Expect your initial Botox treatment to last approximately 20 minutes. A very tiny needle, about the size of a pinprick, is used by the doctor. He or she injects little quantities of Botox into the body's superficial muscles. Injections are administered in seven important locations of the neck and head during each session.

In the botox treatment, once every 12 weeks, you'll get numerous doses of Botox across your neck and head to reduce or eliminate migraines. It's possible that you will need 30 to 40 bullets in total, with an equivalent amount on each side of the head. If you suffer migraine pain in one location, you may require further shots. After your initial treatment, you should see benefits in 2 to 3 weeks.

This sort of Botox treatment should be administered by a physician who has been trained to administer these injections for persistent chronic migraines rather than wrinkles or even other cosmetic purposes.

The most common symptom of Botox injections is a sore neck, which can be relieved by applying an ice pack. Botox can take about six months to achieve optimum results. Meanwhile, there is no danger of drug interaction if you keep taking your regular drugs.

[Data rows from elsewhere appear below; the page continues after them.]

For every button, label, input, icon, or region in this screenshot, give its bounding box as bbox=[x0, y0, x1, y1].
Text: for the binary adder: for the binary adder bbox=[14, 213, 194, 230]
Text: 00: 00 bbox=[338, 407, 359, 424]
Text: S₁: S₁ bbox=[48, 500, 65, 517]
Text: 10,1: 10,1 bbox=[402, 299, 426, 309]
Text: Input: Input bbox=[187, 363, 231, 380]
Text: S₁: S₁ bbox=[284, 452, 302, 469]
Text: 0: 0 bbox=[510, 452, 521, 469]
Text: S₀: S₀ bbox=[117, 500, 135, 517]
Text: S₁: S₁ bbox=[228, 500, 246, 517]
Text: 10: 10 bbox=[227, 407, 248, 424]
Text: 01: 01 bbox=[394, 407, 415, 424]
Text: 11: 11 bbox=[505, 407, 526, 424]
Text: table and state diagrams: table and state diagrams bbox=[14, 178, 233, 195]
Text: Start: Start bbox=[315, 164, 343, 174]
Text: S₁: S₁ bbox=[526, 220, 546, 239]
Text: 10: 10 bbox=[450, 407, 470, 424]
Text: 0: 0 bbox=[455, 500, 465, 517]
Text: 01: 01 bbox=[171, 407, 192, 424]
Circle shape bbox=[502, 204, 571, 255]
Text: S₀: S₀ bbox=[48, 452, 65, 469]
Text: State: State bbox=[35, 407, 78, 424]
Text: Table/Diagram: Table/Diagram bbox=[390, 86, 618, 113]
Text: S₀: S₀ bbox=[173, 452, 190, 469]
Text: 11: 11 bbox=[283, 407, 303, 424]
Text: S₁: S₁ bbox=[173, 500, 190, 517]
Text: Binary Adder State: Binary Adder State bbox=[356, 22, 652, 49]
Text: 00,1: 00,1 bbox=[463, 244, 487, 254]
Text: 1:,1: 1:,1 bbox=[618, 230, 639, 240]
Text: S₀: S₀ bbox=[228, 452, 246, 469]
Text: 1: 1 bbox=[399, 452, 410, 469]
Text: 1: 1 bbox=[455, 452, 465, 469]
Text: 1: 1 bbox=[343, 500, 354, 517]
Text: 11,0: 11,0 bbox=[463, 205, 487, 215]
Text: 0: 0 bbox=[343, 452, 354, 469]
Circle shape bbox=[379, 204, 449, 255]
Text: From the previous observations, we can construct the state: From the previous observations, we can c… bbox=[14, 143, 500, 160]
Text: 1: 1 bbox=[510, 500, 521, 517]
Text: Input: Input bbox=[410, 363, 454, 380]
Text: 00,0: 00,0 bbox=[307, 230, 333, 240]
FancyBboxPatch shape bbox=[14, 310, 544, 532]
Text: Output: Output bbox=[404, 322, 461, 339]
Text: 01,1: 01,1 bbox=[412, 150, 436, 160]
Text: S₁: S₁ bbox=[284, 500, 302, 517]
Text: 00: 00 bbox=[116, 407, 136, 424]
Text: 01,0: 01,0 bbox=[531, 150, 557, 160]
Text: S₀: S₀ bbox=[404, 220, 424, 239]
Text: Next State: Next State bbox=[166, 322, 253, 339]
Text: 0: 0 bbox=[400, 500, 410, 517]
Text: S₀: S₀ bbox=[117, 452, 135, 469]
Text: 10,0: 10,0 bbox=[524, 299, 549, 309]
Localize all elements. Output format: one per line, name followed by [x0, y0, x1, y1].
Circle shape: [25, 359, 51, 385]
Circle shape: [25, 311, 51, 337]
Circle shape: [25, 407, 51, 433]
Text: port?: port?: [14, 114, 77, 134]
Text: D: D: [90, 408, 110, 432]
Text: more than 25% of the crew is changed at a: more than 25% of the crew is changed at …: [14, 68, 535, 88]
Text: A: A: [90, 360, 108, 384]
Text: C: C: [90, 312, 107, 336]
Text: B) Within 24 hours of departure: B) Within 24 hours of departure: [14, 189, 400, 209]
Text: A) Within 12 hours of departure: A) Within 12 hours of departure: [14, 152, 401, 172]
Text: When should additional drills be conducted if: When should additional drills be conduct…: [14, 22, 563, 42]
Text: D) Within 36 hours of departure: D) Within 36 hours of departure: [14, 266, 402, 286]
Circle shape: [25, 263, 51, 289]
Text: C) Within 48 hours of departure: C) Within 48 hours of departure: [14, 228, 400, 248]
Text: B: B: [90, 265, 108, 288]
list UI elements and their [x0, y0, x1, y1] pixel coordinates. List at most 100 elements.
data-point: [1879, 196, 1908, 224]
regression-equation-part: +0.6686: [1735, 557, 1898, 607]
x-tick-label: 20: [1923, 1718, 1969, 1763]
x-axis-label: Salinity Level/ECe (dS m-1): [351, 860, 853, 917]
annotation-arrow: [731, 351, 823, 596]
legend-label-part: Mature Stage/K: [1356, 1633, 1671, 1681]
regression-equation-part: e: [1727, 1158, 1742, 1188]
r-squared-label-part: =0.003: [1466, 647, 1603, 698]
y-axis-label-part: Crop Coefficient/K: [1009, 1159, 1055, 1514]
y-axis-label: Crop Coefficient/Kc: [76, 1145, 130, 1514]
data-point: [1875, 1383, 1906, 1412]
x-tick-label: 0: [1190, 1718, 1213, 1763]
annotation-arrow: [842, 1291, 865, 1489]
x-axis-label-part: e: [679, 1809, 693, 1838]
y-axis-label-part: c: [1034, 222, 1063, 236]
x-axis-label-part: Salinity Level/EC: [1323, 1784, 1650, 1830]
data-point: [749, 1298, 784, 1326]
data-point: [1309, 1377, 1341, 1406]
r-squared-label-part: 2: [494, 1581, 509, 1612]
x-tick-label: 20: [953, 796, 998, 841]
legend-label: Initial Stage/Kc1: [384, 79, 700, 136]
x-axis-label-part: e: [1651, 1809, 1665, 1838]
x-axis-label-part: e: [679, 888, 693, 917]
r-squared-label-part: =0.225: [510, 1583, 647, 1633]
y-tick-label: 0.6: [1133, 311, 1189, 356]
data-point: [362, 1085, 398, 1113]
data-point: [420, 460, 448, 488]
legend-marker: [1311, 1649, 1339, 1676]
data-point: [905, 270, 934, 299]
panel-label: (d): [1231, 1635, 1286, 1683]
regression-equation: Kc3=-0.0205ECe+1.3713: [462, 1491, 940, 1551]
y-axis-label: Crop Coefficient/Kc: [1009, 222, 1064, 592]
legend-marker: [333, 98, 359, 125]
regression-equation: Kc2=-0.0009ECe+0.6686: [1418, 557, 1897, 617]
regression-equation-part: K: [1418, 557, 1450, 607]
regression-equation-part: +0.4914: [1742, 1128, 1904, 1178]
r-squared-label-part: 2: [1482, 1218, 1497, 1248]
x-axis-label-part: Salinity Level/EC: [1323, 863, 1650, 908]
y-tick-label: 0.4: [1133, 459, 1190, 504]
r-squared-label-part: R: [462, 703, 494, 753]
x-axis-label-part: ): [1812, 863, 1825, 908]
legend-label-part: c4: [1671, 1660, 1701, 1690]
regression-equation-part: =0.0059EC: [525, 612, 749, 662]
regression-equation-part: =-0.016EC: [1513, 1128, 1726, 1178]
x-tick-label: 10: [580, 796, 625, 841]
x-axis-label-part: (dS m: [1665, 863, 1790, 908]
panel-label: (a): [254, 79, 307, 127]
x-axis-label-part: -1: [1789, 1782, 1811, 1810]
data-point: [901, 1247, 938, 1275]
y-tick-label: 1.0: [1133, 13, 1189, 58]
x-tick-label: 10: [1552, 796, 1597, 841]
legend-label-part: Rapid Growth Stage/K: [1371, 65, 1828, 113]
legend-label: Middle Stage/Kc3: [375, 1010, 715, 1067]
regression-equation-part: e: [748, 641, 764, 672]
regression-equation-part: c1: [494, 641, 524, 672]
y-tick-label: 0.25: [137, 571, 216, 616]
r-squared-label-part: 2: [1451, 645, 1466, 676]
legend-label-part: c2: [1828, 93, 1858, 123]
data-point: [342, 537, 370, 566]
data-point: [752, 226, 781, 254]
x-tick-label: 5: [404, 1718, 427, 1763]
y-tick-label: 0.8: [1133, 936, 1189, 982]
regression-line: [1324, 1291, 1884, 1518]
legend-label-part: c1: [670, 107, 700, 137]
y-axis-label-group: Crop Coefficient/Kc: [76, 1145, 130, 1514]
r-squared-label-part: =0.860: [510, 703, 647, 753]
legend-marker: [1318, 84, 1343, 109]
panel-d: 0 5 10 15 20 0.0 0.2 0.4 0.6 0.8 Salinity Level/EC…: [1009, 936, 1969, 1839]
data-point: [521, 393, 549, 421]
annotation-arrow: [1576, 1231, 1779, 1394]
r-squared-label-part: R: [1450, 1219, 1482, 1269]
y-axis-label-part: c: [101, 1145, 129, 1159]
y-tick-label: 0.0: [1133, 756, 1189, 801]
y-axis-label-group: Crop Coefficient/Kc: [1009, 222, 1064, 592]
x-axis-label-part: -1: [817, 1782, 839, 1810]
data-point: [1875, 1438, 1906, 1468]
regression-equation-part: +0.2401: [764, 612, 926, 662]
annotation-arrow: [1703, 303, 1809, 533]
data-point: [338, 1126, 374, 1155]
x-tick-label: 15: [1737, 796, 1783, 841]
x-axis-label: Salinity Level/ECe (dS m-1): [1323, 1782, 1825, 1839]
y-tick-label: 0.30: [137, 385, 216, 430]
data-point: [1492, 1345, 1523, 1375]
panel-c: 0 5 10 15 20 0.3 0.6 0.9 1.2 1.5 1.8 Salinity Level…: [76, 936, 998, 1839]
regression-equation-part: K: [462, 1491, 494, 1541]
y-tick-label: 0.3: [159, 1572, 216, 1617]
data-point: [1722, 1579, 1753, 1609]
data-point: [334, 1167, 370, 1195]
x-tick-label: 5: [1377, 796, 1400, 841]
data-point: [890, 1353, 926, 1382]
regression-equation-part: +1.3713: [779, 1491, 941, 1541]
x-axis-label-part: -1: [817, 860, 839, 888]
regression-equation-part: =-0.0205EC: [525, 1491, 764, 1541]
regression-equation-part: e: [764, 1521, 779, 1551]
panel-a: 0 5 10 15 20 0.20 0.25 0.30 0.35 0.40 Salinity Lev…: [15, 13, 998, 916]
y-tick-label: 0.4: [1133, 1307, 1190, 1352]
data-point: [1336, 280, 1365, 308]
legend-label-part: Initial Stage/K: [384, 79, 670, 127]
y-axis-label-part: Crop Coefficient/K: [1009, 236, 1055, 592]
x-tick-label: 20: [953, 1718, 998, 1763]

Advantages of Botox for Chronic Migraine

Botox has a wide range of medicinal applications and advantages. Eye muscle problems such as strabismus and lazy eye, excessive perspiration, increased urination, muscle spasms, and cervical dystonia are treated with it. Botox has several benefits when it comes to treating migraines, including:

Long-term Botox therapy is safe

Research has proved that long-term Botox treatment improves migraine discomfort without causing serious negative effects in chronic migraine sufferers.

Lower headache daily recurrence

As the symptoms improve, the number of migraine periods you have will reduce, allowing you to enjoy a higher quality of life.

It can be used in conjunction with acute migraine drugs

Even if you've already had Botox injections, you can still use migraine meds to get better treatment.

Can avoid migraine before it starts

Because the neurotoxic prevents pain signals from reaching your brain, you would not experience headache discomfort, and the signs will not intensify.

Disadvantages of Botox for Chronic Migraine

Following a Botox procedure, there have been few documented problems. Mild soreness and edema at the injection site are the most typical side effects. This is primarily due to the injecting trauma to the epidermis. However, soreness and irritation may subside in a few days with an ice pack or cool compress.

Neck soreness, stiffness, muscle pain in the shoulders and neck, and a transient headache are possible side effects. Adverse effects are extremely rare, occurring primarily when the shot was administered incorrectly or when the toxin moved to other areas of the body.

Drooping eyelids, muscle weakness, problems talking and breathing, loss of urinary incontinence, dry eyes, fuzzy vision, and symptoms of allergic response like itching and redness are only a few of the major side effects recorded in clinical studies. A minimum of 1% of Botox users have reported severe headaches due to the procedure.

What Is the Best Place to Get Botox for Migraines?

Only a licensed health professional or a Botox specialist may administer the treatment. Your healthcare physician should be thoroughly aware of the nature and symptoms of persistent migraine. Because the surgery necessitates injections into the sensitive muscles, they must be skilled and precise in administering them.

Treating chronic migraine can take anywhere from 2 to 4 weeks to show benefits. A migraine sufferer may require at least two 12-week treatments. If Botox proves to be successful for your migraines, you may choose to get repeated injections four times a year (or as recommended by your doctor) for preventive and extended relief.

Conclusion

Chronic migraine headaches might reduce a person's joy in daily tasks and hinder their performance at work. While migraine medications and pharmaceuticals can provide brief relief, Botox is being recommended as a proven migraine treatment that delivers comfort and eases to help reduce migraine.

This article delved into what botox is and how it is actively being utilized to treat chronic migraine. We hope you learned something new by reading our article.